Da quel primo nucleo si iniziarono a contraddistinguere 4 nuclei di elfi principalmente, ognuno dei quali aveva preso dimestichezza con un elemento naturale: gli Elfi dell'Acqua, dell'Aria, della Terra e del Fuoco.

Ma il Destino non aveva ancora finito di tessere la sua tela intorno ad essi.
Sull'isola vi era un vulcano che tutti gli elfi percepivano come attivo, ma che non aveva dato nessun motivo di preoccupazione. Ma quando i tempi furono maturi, il vulcano iniziò la sua attività sotterranea, e tutti gli elfi capirono che non erano più al sicuro in quel posto. Il timore si poteva leggere sui volti di tutti gli elfi, poiché non era solo la paura che il vulcano potesse distruggerli con tutta l'isola, ma l'idea di di intraprendere il viaggio per tornare nelle Terre di Faery era piena di timori a causa delle molte voci che si tramandavano da generazioni su quella Terra.

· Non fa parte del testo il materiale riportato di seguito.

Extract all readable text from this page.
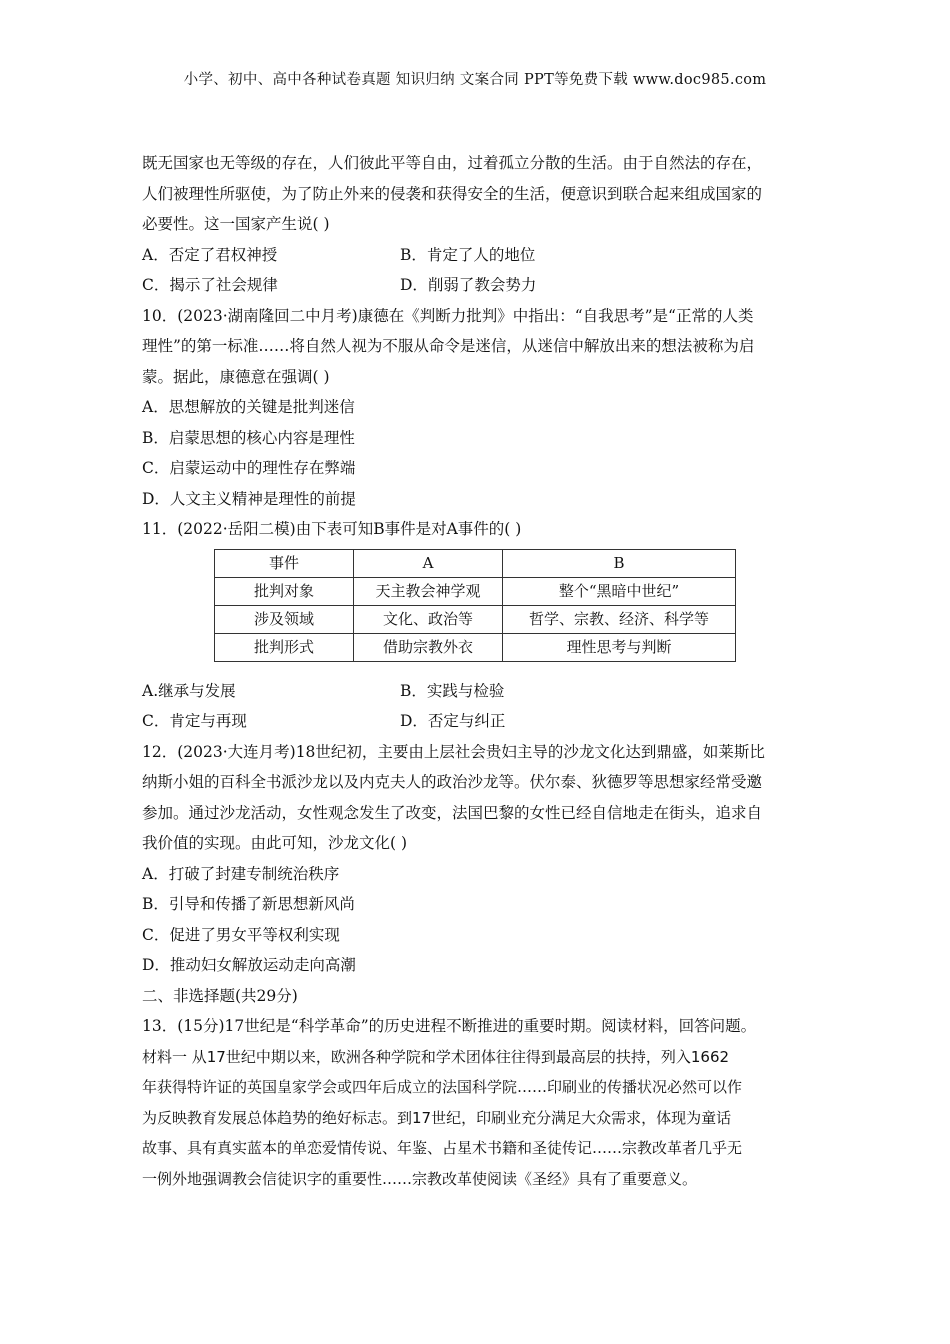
小学、初中、高中各种试卷真题 知识归纳 文案合同 PPT等免费下载 www.doc985.com
既无国家也无等级的存在，人们彼此平等自由，过着孤立分散的生活。由于自然法的存在，
人们被理性所驱使，为了防止外来的侵袭和获得安全的生活，便意识到联合起来组成国家的
必要性。这一国家产生说( )
A．否定了君权神授	B．肯定了人的地位
C．揭示了社会规律	D．削弱了教会势力
10．(2023·湖南隆回二中月考)康德在《判断力批判》中指出：“自我思考”是“正常的人类
理性”的第一标准……将自然人视为不服从命令是迷信，从迷信中解放出来的想法被称为启
蒙。据此，康德意在强调( )
A．思想解放的关键是批判迷信
B．启蒙思想的核心内容是理性
C．启蒙运动中的理性存在弊端
D．人文主义精神是理性的前提
11．(2022·岳阳二模)由下表可知B事件是对A事件的( )
事件	A	B
批判对象	天主教会神学观	整个“黑暗中世纪”
涉及领域	文化、政治等	哲学、宗教、经济、科学等
批判形式	借助宗教外衣	理性思考与判断
A.继承与发展	B．实践与检验
C．肯定与再现	D．否定与纠正
12．(2023·大连月考)18世纪初，主要由上层社会贵妇主导的沙龙文化达到鼎盛，如莱斯比
纳斯小姐的百科全书派沙龙以及内克夫人的政治沙龙等。伏尔泰、狄德罗等思想家经常受邀
参加。通过沙龙活动，女性观念发生了改变，法国巴黎的女性已经自信地走在街头，追求自
我价值的实现。由此可知，沙龙文化( )
A．打破了封建专制统治秩序
B．引导和传播了新思想新风尚
C．促进了男女平等权利实现
D．推动妇女解放运动走向高潮
二、非选择题(共29分)
13．(15分)17世纪是“科学革命”的历史进程不断推进的重要时期。阅读材料，回答问题。
材料一 从17世纪中期以来，欧洲各种学院和学术团体往往得到最高层的扶持，列入1662
年获得特许证的英国皇家学会或四年后成立的法国科学院……印刷业的传播状况必然可以作
为反映教育发展总体趋势的绝好标志。到17世纪，印刷业充分满足大众需求，体现为童话
故事、具有真实蓝本的单恋爱情传说、年鉴、占星术书籍和圣徒传记……宗教改革者几乎无
一例外地强调教会信徒识字的重要性……宗教改革使阅读《圣经》具有了重要意义。
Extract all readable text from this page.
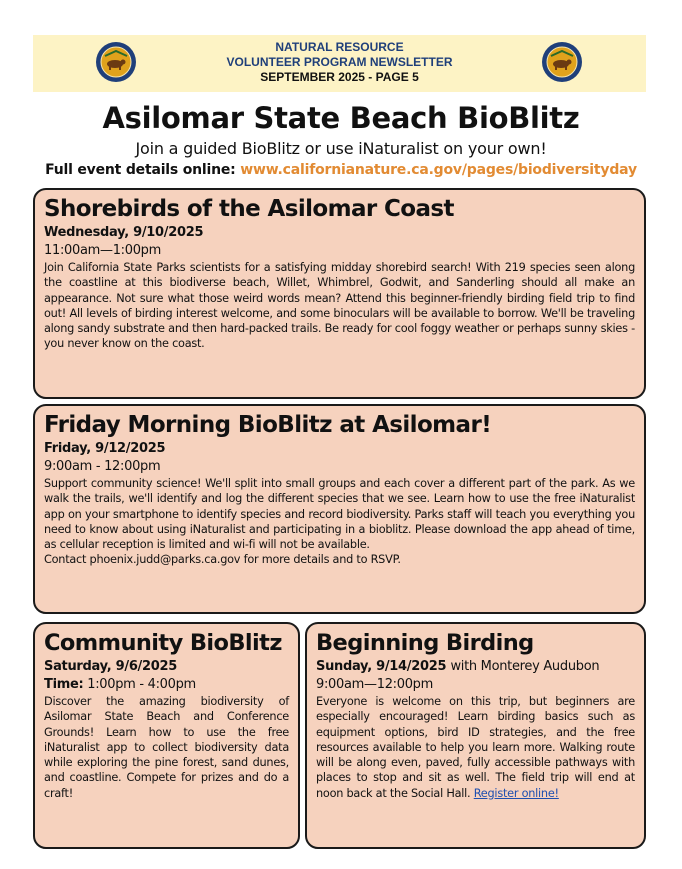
NATURAL RESOURCE
VOLUNTEER PROGRAM NEWSLETTER
SEPTEMBER 2025 - PAGE 5
Asilomar State Beach BioBlitz
Join a guided BioBlitz or use iNaturalist on your own!
Full event details online: www.californianature.ca.gov/pages/biodiversityday
Shorebirds of the Asilomar Coast
Wednesday, 9/10/2025
11:00am—1:00pm

Join California State Parks scientists for a satisfying midday shorebird search! With 219 species seen along the coastline at this biodiverse beach, Willet, Whimbrel, Godwit, and Sanderling should all make an appearance. Not sure what those weird words mean? Attend this beginner-friendly birding field trip to find out! All levels of birding interest welcome, and some binoculars will be available to borrow. We'll be traveling along sandy substrate and then hard-packed trails. Be ready for cool foggy weather or perhaps sunny skies - you never know on the coast.

Friday Morning BioBlitz at Asilomar!
Friday, 9/12/2025
9:00am - 12:00pm

Support community science! We'll split into small groups and each cover a different part of the park. As we walk the trails, we'll identify and log the different species that we see. Learn how to use the free iNaturalist app on your smartphone to identify species and record biodiversity. Parks staff will teach you everything you need to know about using iNaturalist and participating in a bioblitz. Please download the app ahead of time, as cellular reception is limited and wi-fi will not be available.

Contact phoenix.judd@parks.ca.gov for more details and to RSVP.

Community BioBlitz
Saturday, 9/6/2025
Time: 1:00pm - 4:00pm

Discover the amazing biodiversity of Asilomar State Beach and Conference Grounds! Learn how to use the free iNaturalist app to collect biodiversity data while exploring the pine forest, sand dunes, and coastline. Compete for prizes and do a craft!

Beginning Birding
Sunday, 9/14/2025 with Monterey Audubon
9:00am—12:00pm

Everyone is welcome on this trip, but beginners are especially encouraged! Learn birding basics such as equipment options, bird ID strategies, and the free resources available to help you learn more. Walking route will be along even, paved, fully accessible pathways with places to stop and sit as well. The field trip will end at noon back at the Social Hall. Register online!
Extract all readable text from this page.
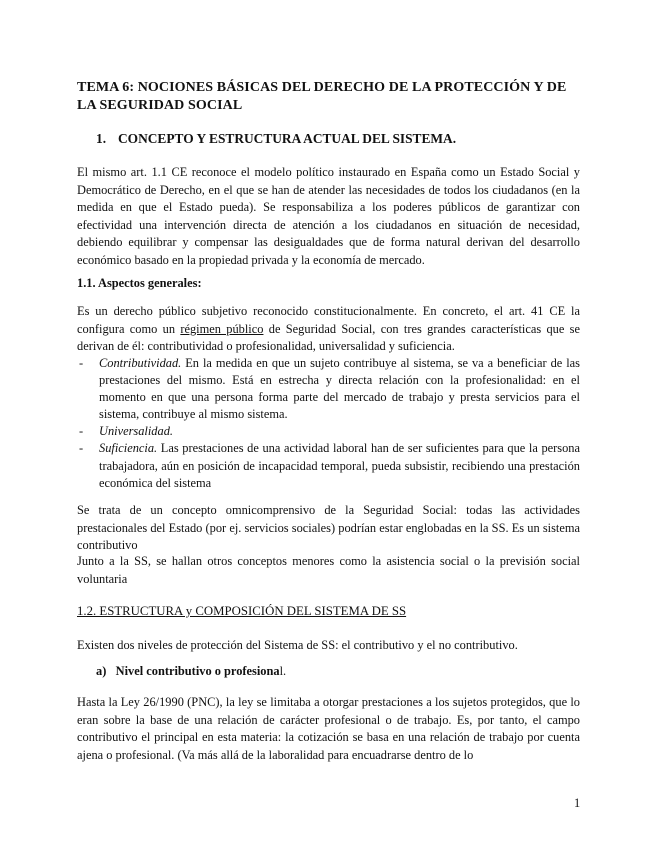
TEMA 6: NOCIONES BÁSICAS DEL DERECHO DE LA PROTECCIÓN Y DE LA SEGURIDAD SOCIAL
1. CONCEPTO Y ESTRUCTURA ACTUAL DEL SISTEMA.
El mismo art. 1.1 CE reconoce el modelo político instaurado en España como un Estado Social y Democrático de Derecho, en el que se han de atender las necesidades de todos los ciudadanos (en la medida en que el Estado pueda). Se responsabiliza a los poderes públicos de garantizar con efectividad una intervención directa de atención a los ciudadanos en situación de necesidad, debiendo equilibrar y compensar las desigualdades que de forma natural derivan del desarrollo económico basado en la propiedad privada y la economía de mercado.
1.1. Aspectos generales:
Es un derecho público subjetivo reconocido constitucionalmente. En concreto, el art. 41 CE la configura como un régimen público de Seguridad Social, con tres grandes características que se derivan de él: contributividad o profesionalidad, universalidad y suficiencia.
- Contributividad. En la medida en que un sujeto contribuye al sistema, se va a beneficiar de las prestaciones del mismo. Está en estrecha y directa relación con la profesionalidad: en el momento en que una persona forma parte del mercado de trabajo y presta servicios para el sistema, contribuye al mismo sistema.
- Universalidad.
- Suficiencia. Las prestaciones de una actividad laboral han de ser suficientes para que la persona trabajadora, aún en posición de incapacidad temporal, pueda subsistir, recibiendo una prestación económica del sistema
Se trata de un concepto omnicomprensivo de la Seguridad Social: todas las actividades prestacionales del Estado (por ej. servicios sociales) podrían estar englobadas en la SS. Es un sistema contributivo
Junto a la SS, se hallan otros conceptos menores como la asistencia social o la previsión social voluntaria
1.2. ESTRUCTURA y COMPOSICIÓN DEL SISTEMA DE SS
Existen dos niveles de protección del Sistema de SS: el contributivo y el no contributivo.
a) Nivel contributivo o profesional.
Hasta la Ley 26/1990 (PNC), la ley se limitaba a otorgar prestaciones a los sujetos protegidos, que lo eran sobre la base de una relación de carácter profesional o de trabajo. Es, por tanto, el campo contributivo el principal en esta materia: la cotización se basa en una relación de trabajo por cuenta ajena o profesional. (Va más allá de la laboralidad para encuadrarse dentro de lo
1
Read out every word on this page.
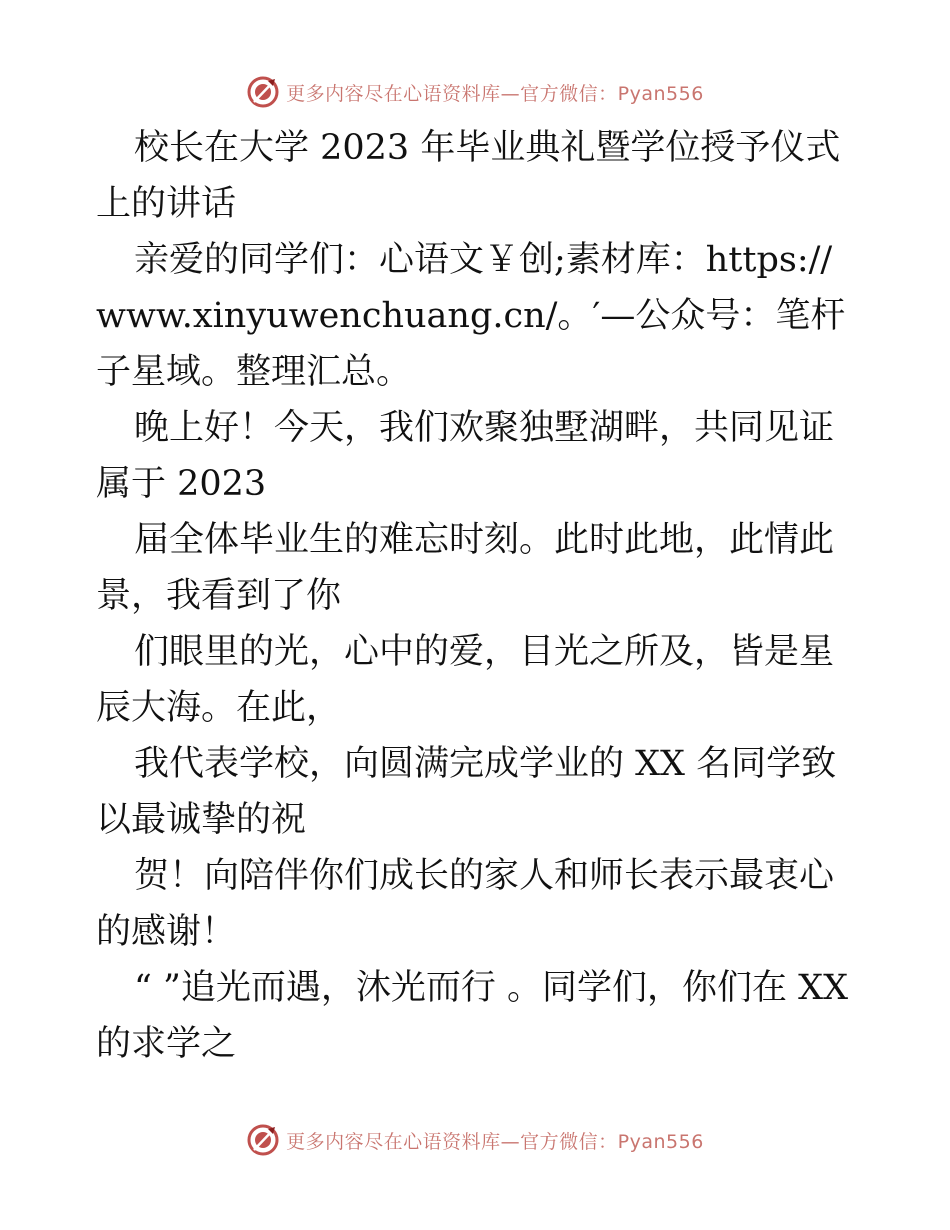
更多内容尽在心语资料库—官方微信：Pyan556

校长在大学 2023 年毕业典礼暨学位授予仪式上的讲话

亲爱的同学们：心语文￥创;素材库：https://www.xinyuwenchuang.cn/。′—公众号：笔杆子星域。整理汇总。

晚上好！今天，我们欢聚独墅湖畔，共同见证属于 2023

届全体毕业生的难忘时刻。此时此地，此情此景，我看到了你

们眼里的光，心中的爱，目光之所及，皆是星辰大海。在此，

我代表学校，向圆满完成学业的 XX 名同学致以最诚挚的祝

贺！向陪伴你们成长的家人和师长表示最衷心的感谢！

“ ”追光而遇，沐光而行 。同学们，你们在 XX 的求学之

更多内容尽在心语资料库—官方微信：Pyan556
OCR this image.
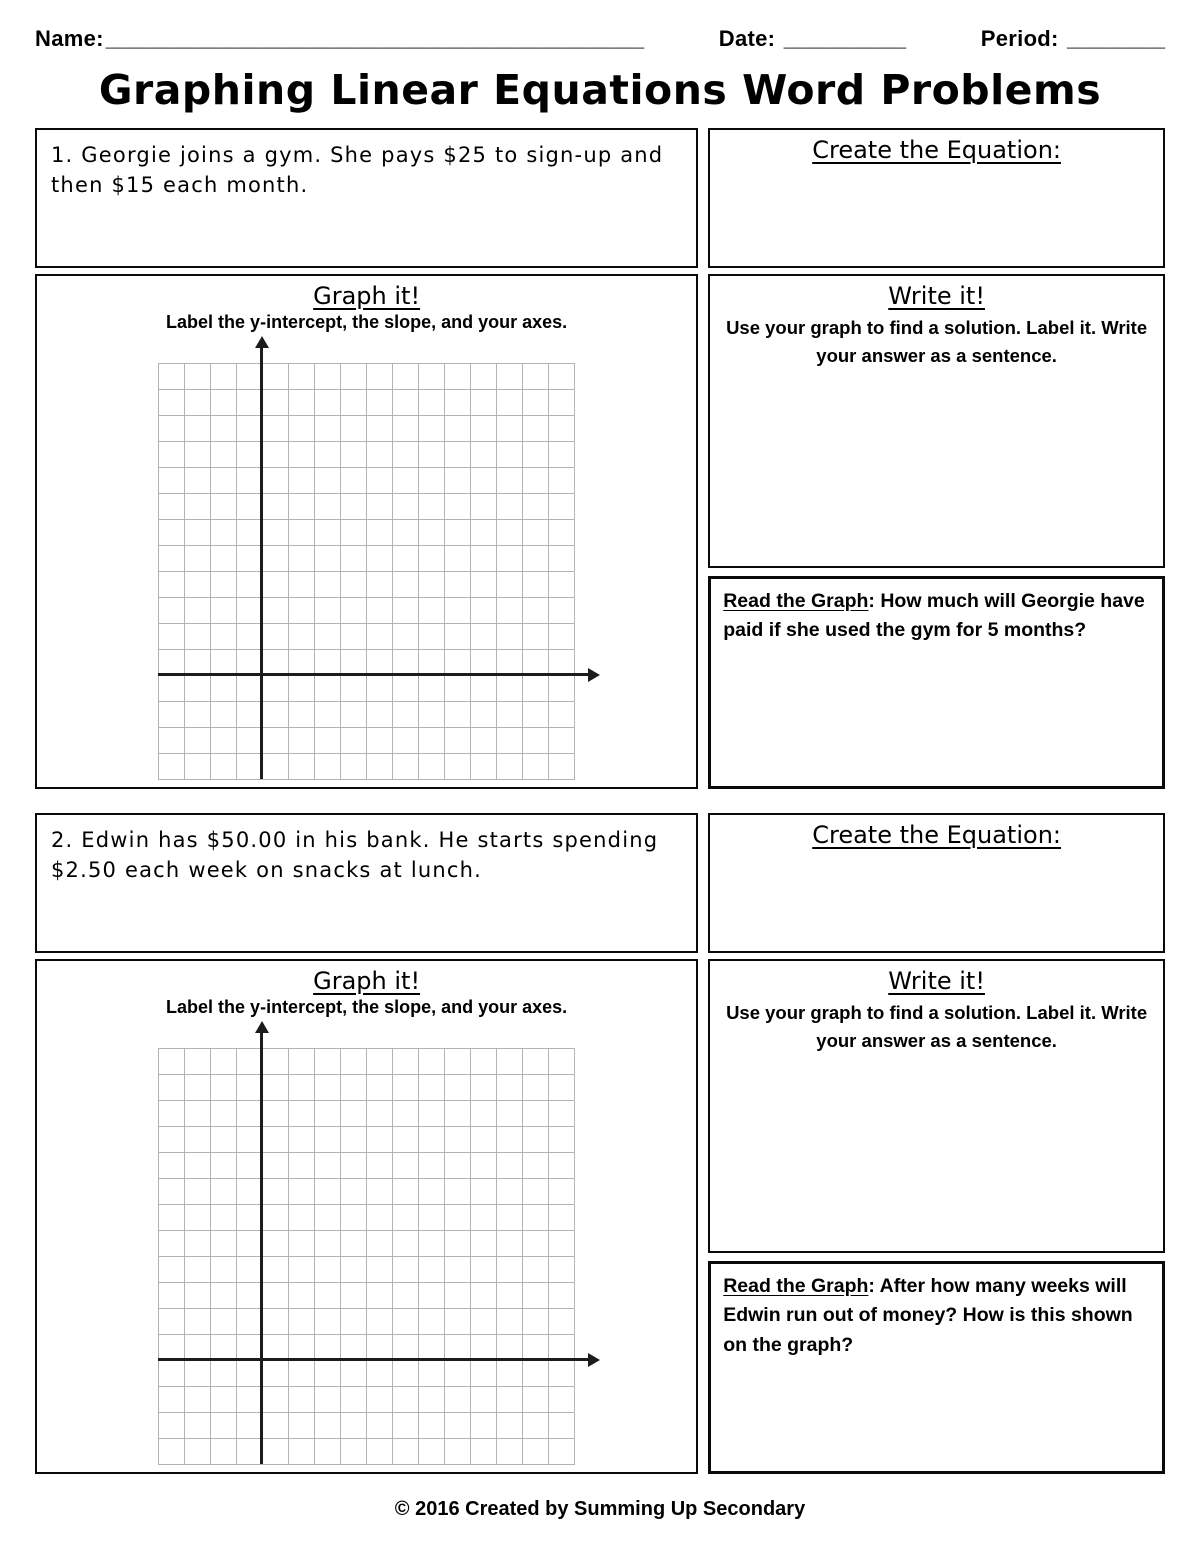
Name: ____________________________________________	Date:
__________	Period:
________
Graphing Linear Equations Word Problems

1. Georgie joins a gym. She pays $25 to sign-up and then $15 each month.

Graph it!
Label the y-intercept, the slope, and your axes.
Create the Equation:
Write it!

Use your graph to find a solution. Label it. Write your answer as a sentence.

Read the Graph: How much will Georgie have paid if she used the gym for 5 months?

2. Edwin has $50.00 in his bank. He starts spending $2.50 each week on snacks at lunch.

Graph it!
Label the y-intercept, the slope, and your axes.
Create the Equation:
Write it!

Use your graph to find a solution. Label it. Write your answer as a sentence.

Read the Graph: After how many weeks will Edwin run out of money? How is this shown on the graph?

© 2016 Created by Summing Up Secondary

Ma la decisione si prese quando un nuovo cratere si aprì sul lato del vulcano. Tutta la popolazione dell'isola incominciò a prepararsi per partire, e 14° giorno del terzo mese di quell'anno gli elfi lasciarono la loro isola, partendo di notte, come dei fuggiaschi. Quando tutti gli elfi erano selle imbarcazioni il vulcano iniziò la sua attività, e l'aria si impregnò di fumo e di cenere. Tutte le imbarcazioni incominciarono ad allontanarsi, quando un terremoto scosse le fondamenta dell'isola e un forte vento si alzò, insieme alla paura di essere ormai persi e votati alla fine.
Il mare iniziò ad ingrossarsi e tutte le imbarcazioni furono in balie delle onde... e molte si dispersero.
Col far del giorno, le poche imbarcazioni rimaste raggiunsero la terraferma e fu subito chiaro che non si trattava di una nuova isola, ma non erano nemmeno le Terre di Faery.

I pochi elfi si radunarono attorno al loro capo e decisero di installarsi lì dove erano approdati. Nell'esplorare i dintorni si venne a contatto con una fiorente cittadina: il
Granducato di Lot.
Subito si instaurò una profonda amicizia con i suoi abitanti, dove ancora oggi si ricercano i fratelli Elfi Sidhe che si sono perduti durante l'esodo dall'isola Neidhorag.